Budienny no le fue en esto a la zaga a Majno.
Es difícil derrotar a un ejército así, e insensato provocarle a combate. Una máquina escondida en un montón de heno, un vehículo que puede meterse en la granja de un campesino, es una activa unidad
de combate que se desvanece. Los puntos que se obtienen son cantidades de una
adición desconocida cuya suma la da la estructura del pueblo ukranio, como era
hace muy poco todavía: salvaje, levantisco y egoísta. En una hora pone Majno en
pie de guerra un ejército así, con las municiones escondidas en todos los
rincones. Y menos todavía necesita para hacerle desaparecer de nuevo.
Entre nosotros, en la caballería regular de
Budienny no predominaba tanto el carruaje; pero de todos modos todas nuestras
secciones de artillería no iban más que en tales vehículos.
La fantasía de los cosacos distingue dos
clases de carruajes: el coche del colono y la calesa judicial. Lo cual, por
otra parte, no es un descubrimiento, sino una diferencia que existe de hecho.

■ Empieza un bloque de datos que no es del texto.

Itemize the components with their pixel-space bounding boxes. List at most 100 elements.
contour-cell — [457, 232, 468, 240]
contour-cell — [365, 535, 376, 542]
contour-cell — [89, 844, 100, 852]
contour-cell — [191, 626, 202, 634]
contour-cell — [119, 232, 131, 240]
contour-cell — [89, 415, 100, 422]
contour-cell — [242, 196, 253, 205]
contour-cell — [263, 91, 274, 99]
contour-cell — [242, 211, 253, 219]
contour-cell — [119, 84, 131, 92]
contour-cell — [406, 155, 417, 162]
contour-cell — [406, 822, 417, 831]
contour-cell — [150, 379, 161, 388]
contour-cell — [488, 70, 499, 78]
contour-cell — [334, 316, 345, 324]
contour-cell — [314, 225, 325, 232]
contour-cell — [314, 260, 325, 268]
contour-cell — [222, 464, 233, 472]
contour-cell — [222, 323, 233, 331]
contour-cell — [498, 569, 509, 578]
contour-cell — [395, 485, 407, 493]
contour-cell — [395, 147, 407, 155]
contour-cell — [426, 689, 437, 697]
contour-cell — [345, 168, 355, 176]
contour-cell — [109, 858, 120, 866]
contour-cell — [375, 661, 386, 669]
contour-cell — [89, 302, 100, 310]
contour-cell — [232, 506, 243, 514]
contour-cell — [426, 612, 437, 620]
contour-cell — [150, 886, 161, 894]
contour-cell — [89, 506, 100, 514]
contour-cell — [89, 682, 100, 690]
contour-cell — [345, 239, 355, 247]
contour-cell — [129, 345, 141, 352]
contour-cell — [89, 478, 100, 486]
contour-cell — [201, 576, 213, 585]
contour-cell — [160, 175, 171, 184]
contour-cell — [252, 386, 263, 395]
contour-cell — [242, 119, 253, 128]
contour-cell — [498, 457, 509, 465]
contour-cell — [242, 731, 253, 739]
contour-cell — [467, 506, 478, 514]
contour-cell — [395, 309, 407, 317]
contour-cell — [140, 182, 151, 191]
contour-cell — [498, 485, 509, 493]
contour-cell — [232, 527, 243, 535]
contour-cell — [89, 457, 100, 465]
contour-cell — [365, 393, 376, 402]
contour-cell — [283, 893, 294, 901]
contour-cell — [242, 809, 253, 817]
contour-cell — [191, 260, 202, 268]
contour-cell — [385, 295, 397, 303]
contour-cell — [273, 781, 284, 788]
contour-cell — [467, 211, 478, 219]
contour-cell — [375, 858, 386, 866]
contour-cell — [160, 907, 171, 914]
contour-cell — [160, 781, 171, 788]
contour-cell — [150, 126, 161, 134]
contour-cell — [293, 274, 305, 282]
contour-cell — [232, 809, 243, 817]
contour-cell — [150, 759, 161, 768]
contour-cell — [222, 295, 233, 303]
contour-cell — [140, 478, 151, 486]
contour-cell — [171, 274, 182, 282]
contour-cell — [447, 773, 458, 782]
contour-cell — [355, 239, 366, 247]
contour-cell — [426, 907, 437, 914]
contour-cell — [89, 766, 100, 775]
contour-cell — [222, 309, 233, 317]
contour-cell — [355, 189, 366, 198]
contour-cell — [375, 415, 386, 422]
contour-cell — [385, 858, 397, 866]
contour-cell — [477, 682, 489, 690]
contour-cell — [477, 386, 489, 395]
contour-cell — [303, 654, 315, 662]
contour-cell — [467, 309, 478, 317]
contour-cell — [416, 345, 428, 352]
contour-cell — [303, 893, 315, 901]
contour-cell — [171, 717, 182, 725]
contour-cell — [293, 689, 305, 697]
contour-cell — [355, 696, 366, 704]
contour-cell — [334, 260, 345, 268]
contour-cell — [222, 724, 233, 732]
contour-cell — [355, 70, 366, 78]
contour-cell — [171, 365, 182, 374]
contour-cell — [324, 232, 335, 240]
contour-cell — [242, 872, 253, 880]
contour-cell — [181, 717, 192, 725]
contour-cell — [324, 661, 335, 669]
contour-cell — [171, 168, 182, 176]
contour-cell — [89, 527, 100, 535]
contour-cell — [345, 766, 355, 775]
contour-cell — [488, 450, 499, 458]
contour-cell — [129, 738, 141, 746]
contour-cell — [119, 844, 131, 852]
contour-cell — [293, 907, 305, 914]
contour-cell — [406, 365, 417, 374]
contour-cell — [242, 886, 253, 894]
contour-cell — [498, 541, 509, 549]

En el coche judicial, esa calesa de
funcionarios del tribunal, desvencijada, hecha sin cariño y sin ingenio,
traqueteaba antes por las llanuras del trigo de Kuban los cuerpos miserables,
de nariz alcohólica, de los funcionarios, un tropel de hombres siempre
soñolientos, siempre apresurados para cobros y registros. En cambio, los coches
de los colonos llegaban a nuestro país procedentes de Samara o del Ural, de las
ricas colonias alemanas situadas junto al Volga. Los anchos ádrales de encina
de esos carros están adornados con pintura casera, con grandes guirnaldas de
rojos colores. El sólido piso está ferreteado. La armazón descansa sobre
muelles que no se oxidan. En esos muelles, que ahora se quiebran por las
estropeadas carreteras de Volinia, está almacenado el sudor de muchas
generaciones.
Estoy encantado con mi nueva posesión.
Todos los días enganchamos después de la comida. Grischtschuk saca los caballos
de la cuadra. Van ganando de día en día. Ya descubro con orgullosa satisfacción
un brillo mate en sus flancos almohazados. Les frotamos sus patas hinchadas,
les recortamos las crines, los enjaezamos a la cosaca —con ese mare mágnum, ese
revoltijo de correas secas—, y salimos del patio al trote, Grischtschuk se
sienta a un lado en el pescante. Mi asiento de cretona basta, está relleno de
heno y exhala un perfume de intimidad. Las altas ruedas chillan en la arena
blanca y gorda. En la tierra se han pintado con encendidas amapolas campos
cuadrados y en las colinas brillan iglesias destrozadas. Encima del camino se
alza una estatua morena de santa Úrsula, con los brazos redondos y desnudos, en
un nicho acribillado a balazos. Y unas letras finas, medioevales, tejen una
cadena irregular sobre el oro de la fachada, que se ha vuelto negro:
“Honor a Jesús y a su madre celestial”.
Muertos lugares judíos rodeados de
posesiones polacas. En las paredes de ladrillo que las cercan, brilla el blanco
pavo, visión de serenidad en la azul lejanía. Oculta por chozas ruinosas se
acurruca en la tierra miserable la sinagoga ciega y hendida, redonda como el
sombrero de una chassida. Judíos desmirriados se tambalean tristes por las
encrucijadas de los caminos. Y en mi recuerdo se ilumina la imagen de los
judíos meridionales, joviales, barrigudos, chispeantes como el vino barato. No
puede compararse con eso el amargo orgullo de estos otros de largas espaldas, huesudos,
de barbas rucias y trágicas. A sus rasgos ardientes, atormentados,
pronunciadísimos, les falta la grasa, la cálida circulación de la sangre. Los
movimientos de los judíos galicianos y volinianos son desenfrenados, violentos,
faltos de gusto, pero la fuerza de su dolor es de una austera sublimidad y el
íntimo desprecio hacia el panie es infinito. Observándolos, comprendí la
ardiente historia de ese país, los relatos de talmudistas que al mismo tiempo
arrendaban fondas, de rabinos que eran usureros, de muchachas forzadas por
mercenarios polacos y que provocaban duelos entre los magnates.